Maybe Brent Sampson is not qualified to give publishing advice. And maybe he's a snuff perv.


Inept and dishonest vanity publisher Outskirts Press was started in 2002 by Brent Sampson “after several frustrating attempts at traditional publication.”

Celebrity Parents magazine said that before Brent decided to self-publish, he received “many rejection letters (which he’s now proud of).” That’s pathetic! And why is Brent considered a celebrity?

His first book, The Art of Poetry, is a collection of illustrated poems, published by vanity press iUniverse in 2002. Amazon.com shows new books selling for under $19, and used books are offered for as little as $1.49. Despite over eight years of availability, there is not even one review for the book on Amazon.com.

The Product Description says, "Absorb into your soul the unique and stylized images that join each poem as they cast their spell. From the asphyxiation of sex to the zenith of being, The Art of Poetry exercises any excuse to be seen, heard, felt, tasted, or touched. Join artist/poet Brent Sampson as he illustrates the poetic nature of art and the artistic flair of poems within a collection of work that lingers on once the fixation is gone."

Hmm. I've read lots of books, but I never had a fixation to lick, eat or fondle a poem.

Brent's writing can be confusing and poetry is often ambiguous. In the phrase, "From the asphyxiation of sex to the zenith of being," zenith is obviously the high point (i.e., life), so the asphyxiation of sex seems to be death.

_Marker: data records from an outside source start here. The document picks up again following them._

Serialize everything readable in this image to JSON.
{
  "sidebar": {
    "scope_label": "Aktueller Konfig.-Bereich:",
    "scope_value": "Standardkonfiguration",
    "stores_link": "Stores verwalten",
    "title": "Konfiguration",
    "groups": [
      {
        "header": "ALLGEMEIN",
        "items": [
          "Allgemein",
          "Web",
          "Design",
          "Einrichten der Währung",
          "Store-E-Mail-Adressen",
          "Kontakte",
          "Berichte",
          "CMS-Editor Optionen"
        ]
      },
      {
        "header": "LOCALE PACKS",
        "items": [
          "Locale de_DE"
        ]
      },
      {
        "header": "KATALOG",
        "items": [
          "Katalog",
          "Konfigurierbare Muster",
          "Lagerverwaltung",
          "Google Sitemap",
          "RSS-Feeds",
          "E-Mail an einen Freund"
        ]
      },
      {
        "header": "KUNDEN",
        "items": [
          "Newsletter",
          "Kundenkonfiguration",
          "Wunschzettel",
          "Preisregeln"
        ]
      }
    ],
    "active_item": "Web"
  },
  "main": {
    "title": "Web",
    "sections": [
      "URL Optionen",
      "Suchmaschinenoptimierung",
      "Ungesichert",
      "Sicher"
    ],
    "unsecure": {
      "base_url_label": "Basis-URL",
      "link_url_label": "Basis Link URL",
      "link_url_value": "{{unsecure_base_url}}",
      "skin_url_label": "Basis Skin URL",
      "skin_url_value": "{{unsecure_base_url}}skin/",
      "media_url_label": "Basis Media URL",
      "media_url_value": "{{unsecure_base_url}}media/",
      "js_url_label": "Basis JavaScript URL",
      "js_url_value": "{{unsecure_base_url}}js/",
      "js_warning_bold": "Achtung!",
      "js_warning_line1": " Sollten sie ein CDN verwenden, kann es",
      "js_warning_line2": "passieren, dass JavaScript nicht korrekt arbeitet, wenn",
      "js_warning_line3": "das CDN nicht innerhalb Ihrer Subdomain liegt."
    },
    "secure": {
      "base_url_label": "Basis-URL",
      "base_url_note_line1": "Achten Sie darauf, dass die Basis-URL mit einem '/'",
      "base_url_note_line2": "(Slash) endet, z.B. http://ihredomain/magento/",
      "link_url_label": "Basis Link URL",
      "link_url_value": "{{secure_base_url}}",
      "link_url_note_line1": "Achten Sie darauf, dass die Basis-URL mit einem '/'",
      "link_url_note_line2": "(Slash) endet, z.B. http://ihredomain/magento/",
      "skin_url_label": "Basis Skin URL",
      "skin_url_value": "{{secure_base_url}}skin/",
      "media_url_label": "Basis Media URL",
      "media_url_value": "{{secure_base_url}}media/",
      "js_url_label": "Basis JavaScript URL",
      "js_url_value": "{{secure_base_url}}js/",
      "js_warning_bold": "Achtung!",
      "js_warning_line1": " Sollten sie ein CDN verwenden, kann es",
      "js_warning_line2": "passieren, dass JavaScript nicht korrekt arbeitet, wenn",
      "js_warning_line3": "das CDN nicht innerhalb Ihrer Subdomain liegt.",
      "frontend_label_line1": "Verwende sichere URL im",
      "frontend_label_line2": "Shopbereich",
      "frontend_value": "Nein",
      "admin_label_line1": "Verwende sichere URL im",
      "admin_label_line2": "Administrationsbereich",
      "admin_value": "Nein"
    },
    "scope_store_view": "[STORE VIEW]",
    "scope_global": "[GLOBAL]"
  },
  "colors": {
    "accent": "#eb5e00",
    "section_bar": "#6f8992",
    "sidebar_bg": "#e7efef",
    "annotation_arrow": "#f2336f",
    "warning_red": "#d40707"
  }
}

OTOH, maybe Brent just means that sex leaves him breathless, or leaves his sex partner breathless. Or maybe he means that his sexual activity is lifeless.

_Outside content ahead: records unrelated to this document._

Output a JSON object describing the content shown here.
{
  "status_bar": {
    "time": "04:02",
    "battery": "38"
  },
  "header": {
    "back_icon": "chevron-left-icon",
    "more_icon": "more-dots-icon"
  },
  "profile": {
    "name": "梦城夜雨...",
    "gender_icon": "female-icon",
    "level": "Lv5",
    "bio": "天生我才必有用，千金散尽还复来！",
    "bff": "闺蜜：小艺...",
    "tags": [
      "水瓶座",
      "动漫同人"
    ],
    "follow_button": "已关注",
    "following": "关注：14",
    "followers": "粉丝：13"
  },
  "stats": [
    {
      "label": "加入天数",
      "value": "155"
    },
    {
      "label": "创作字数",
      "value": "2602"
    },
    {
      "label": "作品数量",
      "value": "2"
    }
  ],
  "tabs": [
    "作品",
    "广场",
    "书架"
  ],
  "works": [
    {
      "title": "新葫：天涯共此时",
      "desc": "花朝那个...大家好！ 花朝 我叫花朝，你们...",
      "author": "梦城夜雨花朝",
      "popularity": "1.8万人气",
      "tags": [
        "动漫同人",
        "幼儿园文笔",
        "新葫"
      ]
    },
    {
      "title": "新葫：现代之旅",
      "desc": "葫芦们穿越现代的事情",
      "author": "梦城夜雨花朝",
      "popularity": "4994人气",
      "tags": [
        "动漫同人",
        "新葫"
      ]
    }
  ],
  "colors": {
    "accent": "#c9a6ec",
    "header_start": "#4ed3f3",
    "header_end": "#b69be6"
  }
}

Or maybe he likes snuff porn.

I wonder if Brent's wife, Jeanine Laiza Sampson, knows about her hubby's interest in sexual asphyxiation. Maybe someone should warn her, and call the cops.

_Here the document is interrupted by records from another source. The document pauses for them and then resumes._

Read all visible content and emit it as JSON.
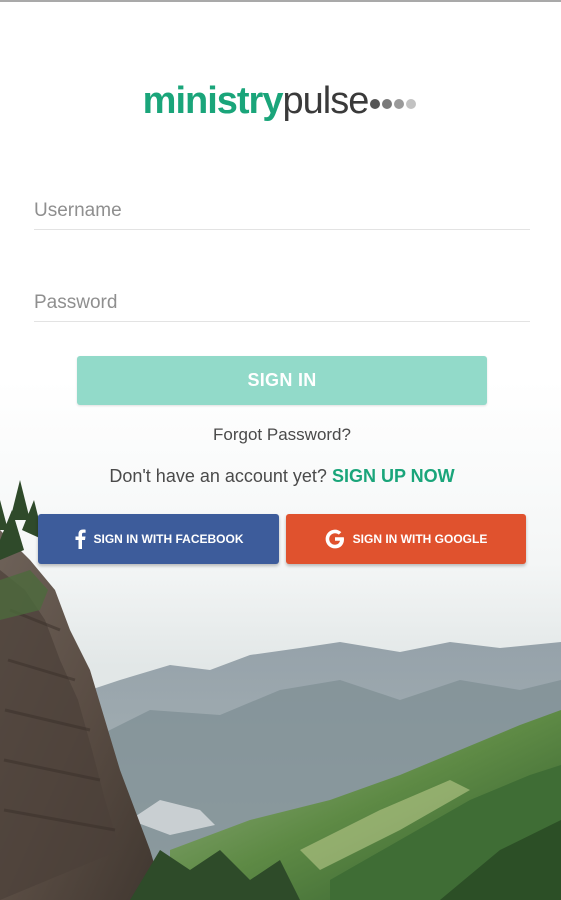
{
  "logo": {
    "bold_text": "ministry",
    "light_text": "pulse",
    "dot_colors": [
      "#555555",
      "#7a7a7a",
      "#9a9a9a",
      "#c2c2c2"
    ]
  },
  "form": {
    "username_placeholder": "Username",
    "password_placeholder": "Password",
    "signin_label": "SIGN IN"
  },
  "links": {
    "forgot_password": "Forgot Password?",
    "no_account_text": "Don't have an account yet?",
    "signup_label": "SIGN UP NOW"
  },
  "social": {
    "facebook_label": "SIGN IN WITH FACEBOOK",
    "google_label": "SIGN IN WITH GOOGLE",
    "facebook_icon": "facebook-icon",
    "google_icon": "google-icon"
  },
  "colors": {
    "brand_green": "#1aa57a",
    "signin_button": "#92dac9",
    "facebook_blue": "#3d5c9b",
    "google_red": "#e0522e"
  }
}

The book is no longer available on the iUniverse website. Apparently its sales were so low that Brent decided not to pay the small annual fee to keep the book "in print."  Probably wisely, Brent has not published it as an Outskirts book. It's not even shown on his bibliography page on Amazon. Maybe he'd prefer that nobody knows about it. Sorry, Brent. TFB. We know about the book.

Barnes & Noble sells it for $9.85.  You can read some of it for free on Google Books.

The book's Amazon sales rank this morning was #7,236,335 — making it one of Amazon’s worst sellers.

So, after having a disastrous experience with book sales on Amazon, Brent wrote Sell Your Book on Amazon: The Book Marketing COACH Reveals Top-Secret "How-to" Tips Guaranteed to Increase Sales for Print-on-Demand and Self-Publishing Writers.

Unfortunately, the book reveals no secrets and has no guaranteed tips. The title is fraudulent.

And, if Brent really is "an expert in the field of publishing and promotion" as he claims to be, he probably should've been able to move more of his poetry books.

Of course, most poetry books sell poorly, and vanity-press poetry books sell very poorly.

It's also possible that it's just a shitty book that nobody wants to own.

Brent's poorly written introduction mentions a defunct website, TheSampsonGallery.com, where he apparently failed to sell much artwork from 2000 to 2006. Brent even tried to sell his artwork on clothing and housewares in an online "gift shop" operated by CafePress. You can see Brent's old site at the Internet Wayback Machine.